19 June 2014

Notes - morning / Jeanie / Ch 19 edit / credit /

         Late morning. While Carol is getting her hair cut and styled you completed your forty minutes of exercises and are back on you original weights. You lost several pounds according to Dr. B. and she wants you to return to metformin since your kidneys are at a 1.3 level. She says you will lose more with them; at least that is how you remember it. – Amorella

         1109 hours. The key word here is “‘how’ I remember it.” I discount the loss of six pounds or so because six pounds is nothing. I am staying under 300 though – this is from a guy who weighed 230 in high school. That was fifty-five years ago. For a decade or two I weighed between 330 and 350, then for a year or so I weight 390 to 400. Three ninety-eight to four hundred was the top. Then I had my stomach clamped in the Spring of 2004. Mostly since I have been under 300, even down to 275 but I never stayed there. In ten years it is up into the 290’s. So, six pounds is next to nothing. Carol just returned. I have to buy wet pads to do the bathroom and kitchen floors.
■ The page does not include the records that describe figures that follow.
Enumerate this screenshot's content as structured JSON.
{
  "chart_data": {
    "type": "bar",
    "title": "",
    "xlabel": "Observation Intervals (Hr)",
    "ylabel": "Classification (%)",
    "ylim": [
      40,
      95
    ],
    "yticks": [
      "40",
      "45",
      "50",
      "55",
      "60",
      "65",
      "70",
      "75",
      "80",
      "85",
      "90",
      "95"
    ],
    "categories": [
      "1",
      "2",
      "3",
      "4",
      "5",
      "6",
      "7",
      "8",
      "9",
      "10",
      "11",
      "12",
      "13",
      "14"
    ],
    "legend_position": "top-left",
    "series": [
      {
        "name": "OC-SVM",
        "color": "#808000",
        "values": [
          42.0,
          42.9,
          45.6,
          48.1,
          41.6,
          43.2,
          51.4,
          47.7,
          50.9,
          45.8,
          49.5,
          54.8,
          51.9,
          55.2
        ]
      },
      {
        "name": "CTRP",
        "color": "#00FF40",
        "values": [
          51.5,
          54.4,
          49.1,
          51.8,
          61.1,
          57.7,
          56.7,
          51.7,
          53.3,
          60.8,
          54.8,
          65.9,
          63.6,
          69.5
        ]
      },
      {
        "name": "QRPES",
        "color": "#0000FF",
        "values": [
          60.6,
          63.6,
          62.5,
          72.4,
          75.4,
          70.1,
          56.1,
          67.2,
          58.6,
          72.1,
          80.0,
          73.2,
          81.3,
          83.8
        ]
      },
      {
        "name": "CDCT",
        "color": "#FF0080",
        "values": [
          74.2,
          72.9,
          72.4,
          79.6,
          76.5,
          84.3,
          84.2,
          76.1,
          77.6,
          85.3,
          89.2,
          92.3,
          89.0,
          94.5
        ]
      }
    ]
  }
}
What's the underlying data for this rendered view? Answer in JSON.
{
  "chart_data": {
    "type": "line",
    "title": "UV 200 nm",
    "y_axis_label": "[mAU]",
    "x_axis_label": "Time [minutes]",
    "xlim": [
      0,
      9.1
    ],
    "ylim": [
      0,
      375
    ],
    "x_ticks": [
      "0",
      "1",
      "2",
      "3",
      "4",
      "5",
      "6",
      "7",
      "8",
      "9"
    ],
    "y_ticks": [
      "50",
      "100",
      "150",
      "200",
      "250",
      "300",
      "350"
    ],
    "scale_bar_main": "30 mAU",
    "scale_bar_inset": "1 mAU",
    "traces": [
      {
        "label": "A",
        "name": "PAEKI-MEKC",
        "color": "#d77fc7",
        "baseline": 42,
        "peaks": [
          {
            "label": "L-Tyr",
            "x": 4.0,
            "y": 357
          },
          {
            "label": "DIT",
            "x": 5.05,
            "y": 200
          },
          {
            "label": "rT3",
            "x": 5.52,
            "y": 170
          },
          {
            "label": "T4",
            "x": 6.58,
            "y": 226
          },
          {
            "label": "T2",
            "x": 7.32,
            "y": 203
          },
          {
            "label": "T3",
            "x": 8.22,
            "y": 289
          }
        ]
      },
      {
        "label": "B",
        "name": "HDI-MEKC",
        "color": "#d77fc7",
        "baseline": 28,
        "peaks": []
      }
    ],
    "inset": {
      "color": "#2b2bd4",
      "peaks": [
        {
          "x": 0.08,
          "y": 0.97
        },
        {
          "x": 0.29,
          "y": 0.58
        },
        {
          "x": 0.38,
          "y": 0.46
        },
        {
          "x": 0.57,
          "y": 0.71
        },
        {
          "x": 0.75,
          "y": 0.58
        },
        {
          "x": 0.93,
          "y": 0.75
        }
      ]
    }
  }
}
         Post, and get on with your errands and chores, boy. - Amorella


         You just received some sad news. One of your old best friends at Otterbein is in a nursing home, she can say a few words but has little memory of her life. She has devoted husband and daughter. You are rightfully sad, but you are thankful a mutual dear old friend of hers, Sandy Z. shared the news. – Amorella

         1158 hours. I saw the photo in Otterbein Towers – there in the right corner of the first row of the Class of 1964, sat Sally, Jeanie and Sandy – three best friends from college days and perhaps even before. Jeanie appeared to be in a wheelchair, so I inquired. I had no idea. I have delightful memories of Jeanie, but not always so delightful ones about myself in those days. This is very sad in my heart.

         Ideal perfection does not exist, but you know that. Later, my friend. Post. - Amorella

         You stopped at Walmart; Carol suggested Cracker Barrel for lunch. She called Kim and you are taking them to lunch about noon on Saturday. Presently you are at Barnes and Noble and you are ready to work on Chapter Nineteen. Once you have a couple more of these chapters down we will return to Chapter Two, Book two for its completion. – Amorella

         1412 hours. I have no words.

         Later. - Amorella

         1636 hours. Chapter Nineteen is now cleaner. Such errors. How could I never see them? How many more do I not see? When my graduate advisor at Bowling Green State University said, “Read the thesis backwards,” I was aghast. In those days there could be no errors and no corrections. Patty Pringle, Bob’s wife, typed my final thesis. I gave her money to do this. I could never get passed one page without an error on the keyboard. Patty was a professional at the time, working for a lawyer. I don’t to this day know how she did the work but it was accepted and I passed my orals on my own, without much help from my advisor. I remember he wanted his name on my paper for publication. I denied it because he had done nothing to warrant his name on my paper. The paper was never published which was just fine with me.

         That was rather arrogant of you, boy. There are unwritten rules in graduate schools. – Amorella

         1649 hours. I was too stubborn to see them. I’m sure he thought me impolite and inconsiderate. I still see . . ..

         What, boy? What do you see? – Amorella

         I see my name on the book cover and not your own. We both do the work.

         You give me credit. – Amorella

         Not on the cover.

         You give me outright credit within. – Amorella

         1653 hours. I could not live with myself if I did not.